Background

Streams are a fundamental part of Linux command-line experience. The concept is inherited from Unix.

Following is the “The Unix philosophy” by Peter H. Salus:

  • Write programs that do one thing and do it well.
  • Write programs to work together.
  • Write programs to handle text streams, because that is a universal interface.

Let me provide some context.

Back when Unix was invented, computers had a minuscule amount of memory compared to today. A big machine had memory in the order of kilo-bytes. That put some serious limitation on how big a single program could be.

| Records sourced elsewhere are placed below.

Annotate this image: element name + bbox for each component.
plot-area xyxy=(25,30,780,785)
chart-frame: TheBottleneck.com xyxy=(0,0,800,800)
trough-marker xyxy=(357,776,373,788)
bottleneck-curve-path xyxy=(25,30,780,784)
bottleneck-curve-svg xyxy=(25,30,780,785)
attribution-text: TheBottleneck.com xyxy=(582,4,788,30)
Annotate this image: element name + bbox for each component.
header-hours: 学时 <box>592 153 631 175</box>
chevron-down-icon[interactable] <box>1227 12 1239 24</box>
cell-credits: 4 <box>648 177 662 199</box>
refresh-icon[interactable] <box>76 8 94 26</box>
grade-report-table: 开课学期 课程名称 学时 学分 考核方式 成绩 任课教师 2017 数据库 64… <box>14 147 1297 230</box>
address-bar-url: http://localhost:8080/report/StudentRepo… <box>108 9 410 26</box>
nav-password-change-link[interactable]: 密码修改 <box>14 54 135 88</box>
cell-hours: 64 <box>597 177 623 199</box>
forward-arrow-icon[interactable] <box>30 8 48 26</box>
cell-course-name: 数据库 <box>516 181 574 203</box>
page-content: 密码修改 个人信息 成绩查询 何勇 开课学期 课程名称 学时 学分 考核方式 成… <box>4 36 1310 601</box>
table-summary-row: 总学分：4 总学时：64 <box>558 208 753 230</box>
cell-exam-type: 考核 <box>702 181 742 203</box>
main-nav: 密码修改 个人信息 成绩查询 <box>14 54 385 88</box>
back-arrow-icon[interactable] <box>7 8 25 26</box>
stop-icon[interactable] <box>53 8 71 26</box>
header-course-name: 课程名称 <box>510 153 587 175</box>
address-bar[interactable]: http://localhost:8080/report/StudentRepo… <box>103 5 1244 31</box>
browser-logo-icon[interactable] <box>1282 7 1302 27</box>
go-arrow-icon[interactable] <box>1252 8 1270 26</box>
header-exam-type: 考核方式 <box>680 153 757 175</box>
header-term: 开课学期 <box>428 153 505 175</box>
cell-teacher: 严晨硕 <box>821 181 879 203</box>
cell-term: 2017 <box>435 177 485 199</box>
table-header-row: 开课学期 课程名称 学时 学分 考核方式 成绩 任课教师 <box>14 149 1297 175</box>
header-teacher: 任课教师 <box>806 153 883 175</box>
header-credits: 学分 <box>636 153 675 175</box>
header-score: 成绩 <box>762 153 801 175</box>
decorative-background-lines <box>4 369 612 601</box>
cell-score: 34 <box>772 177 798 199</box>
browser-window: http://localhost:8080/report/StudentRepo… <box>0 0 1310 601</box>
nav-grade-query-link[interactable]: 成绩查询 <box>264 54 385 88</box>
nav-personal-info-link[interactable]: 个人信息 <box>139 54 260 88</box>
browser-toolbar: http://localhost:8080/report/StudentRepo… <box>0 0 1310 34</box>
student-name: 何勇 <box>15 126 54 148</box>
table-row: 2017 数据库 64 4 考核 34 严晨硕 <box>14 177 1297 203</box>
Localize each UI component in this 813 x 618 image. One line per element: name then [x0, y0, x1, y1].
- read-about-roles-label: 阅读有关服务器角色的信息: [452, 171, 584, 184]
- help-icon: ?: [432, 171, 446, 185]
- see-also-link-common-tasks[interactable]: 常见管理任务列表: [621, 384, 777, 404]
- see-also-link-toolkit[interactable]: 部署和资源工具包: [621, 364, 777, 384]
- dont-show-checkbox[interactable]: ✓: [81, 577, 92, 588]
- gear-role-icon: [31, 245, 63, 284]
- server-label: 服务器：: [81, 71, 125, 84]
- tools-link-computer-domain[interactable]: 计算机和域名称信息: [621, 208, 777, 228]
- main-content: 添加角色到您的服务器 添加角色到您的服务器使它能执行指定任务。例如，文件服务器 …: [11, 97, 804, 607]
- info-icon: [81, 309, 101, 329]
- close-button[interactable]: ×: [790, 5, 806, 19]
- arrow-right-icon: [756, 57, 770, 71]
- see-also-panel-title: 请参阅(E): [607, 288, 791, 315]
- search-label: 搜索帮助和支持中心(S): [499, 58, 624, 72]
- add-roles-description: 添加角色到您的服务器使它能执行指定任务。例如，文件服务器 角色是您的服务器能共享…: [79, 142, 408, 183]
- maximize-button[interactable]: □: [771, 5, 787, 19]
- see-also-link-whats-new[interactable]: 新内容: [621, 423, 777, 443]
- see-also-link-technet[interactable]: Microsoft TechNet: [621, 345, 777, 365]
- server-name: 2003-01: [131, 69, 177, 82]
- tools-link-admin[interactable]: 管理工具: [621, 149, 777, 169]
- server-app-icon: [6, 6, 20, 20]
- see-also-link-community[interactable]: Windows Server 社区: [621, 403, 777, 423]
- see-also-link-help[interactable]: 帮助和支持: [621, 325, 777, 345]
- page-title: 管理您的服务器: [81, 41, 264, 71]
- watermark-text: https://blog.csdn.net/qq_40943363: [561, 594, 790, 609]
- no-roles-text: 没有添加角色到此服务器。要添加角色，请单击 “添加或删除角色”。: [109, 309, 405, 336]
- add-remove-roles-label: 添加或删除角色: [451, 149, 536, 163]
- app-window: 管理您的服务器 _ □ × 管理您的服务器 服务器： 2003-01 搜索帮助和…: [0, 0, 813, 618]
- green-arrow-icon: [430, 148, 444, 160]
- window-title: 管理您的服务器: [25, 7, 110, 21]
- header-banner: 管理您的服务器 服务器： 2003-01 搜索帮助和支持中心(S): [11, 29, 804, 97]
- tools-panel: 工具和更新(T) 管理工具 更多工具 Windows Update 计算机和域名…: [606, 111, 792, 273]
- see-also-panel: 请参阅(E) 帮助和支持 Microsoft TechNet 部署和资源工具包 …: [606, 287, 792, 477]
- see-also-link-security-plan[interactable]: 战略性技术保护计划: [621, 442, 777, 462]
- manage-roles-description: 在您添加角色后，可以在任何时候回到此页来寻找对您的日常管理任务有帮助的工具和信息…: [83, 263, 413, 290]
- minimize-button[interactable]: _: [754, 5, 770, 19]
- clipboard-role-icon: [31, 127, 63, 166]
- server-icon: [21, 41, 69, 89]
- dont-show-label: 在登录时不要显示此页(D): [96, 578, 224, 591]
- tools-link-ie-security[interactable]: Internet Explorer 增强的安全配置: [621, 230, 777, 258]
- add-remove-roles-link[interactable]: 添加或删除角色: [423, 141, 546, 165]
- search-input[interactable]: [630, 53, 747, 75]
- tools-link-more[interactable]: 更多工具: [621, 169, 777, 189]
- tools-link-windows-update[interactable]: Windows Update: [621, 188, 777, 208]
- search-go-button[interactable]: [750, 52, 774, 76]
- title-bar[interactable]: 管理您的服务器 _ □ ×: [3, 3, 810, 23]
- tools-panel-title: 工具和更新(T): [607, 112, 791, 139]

The solution was to have small programs that could easily be combined together for complex task. The method for combining programs is with pipes, hence the title.

Each program can read from an input stream and write to an output stream. You can connect the output stream of one program to the input stream of another with pipes, the | symbol.

The input stream is called stdin, output is stdout. There is also another output stream for errors called stderr. Where std is short for standard.

Here is an old demonstration of pipes where Brian Kernighan (Unix co-inventor) use very simple programs and pipes to build a spellchecker. Most of the commands used in the demo doesn’t exist anymore. However, you can check out this repository to see how the demo can be recreated using commands found on more modern systems.

Examples

In today’s world, pipes are great for creating scripts to automate tasks without creating a lot of intermediate files.

Pipes are also a powerful tool to filter and transform text interactively. As example, let’s look at how you can use pipe when debugging issues related to a faulty USB device.

First thing we could try is to simply list all the hardware in our machine.

lshw

That created a lot of output. Let’s see if we can narrow it down.

lshw | grep -i usb

The grep command is used to filter the output to only lines containing the word “usb”. The -i flag makes it case-insensitive. We use itbecause it might be spelled “usb”, “USB” or maybe “Usb”.

Just looking at lines with “USB” in them doesn’t help us much. We need some lines above an below to provide some context. Let’s try again with a context window of 10 lines.

lshw | grep -C10 -i usb

Look to see if the device shows up and that it has been claimed by a driver.

We could also try to check kernel messages with the command dmesg.

dmesg | grep -i usb

Note: dmesg needs to be run as root.

We might also try to look for the last (tail) 10 lines of output when we plug the device in.

dmesg | tail -n 10

Redirect to files

Being able to redirect streams to files is really handy.

We can redirect stdout to a file with >.

lshw > hardware.txt

We can redirect stderr with 2>.

lshw 2> errors.txt

To redirect both stdout and stderr, use &>.

lshw &> output.txt

Last, we can redirect stdin using <.

wc -l < hardware.txt

wc is short for word count. However, we can count lines instead by setting -l flag.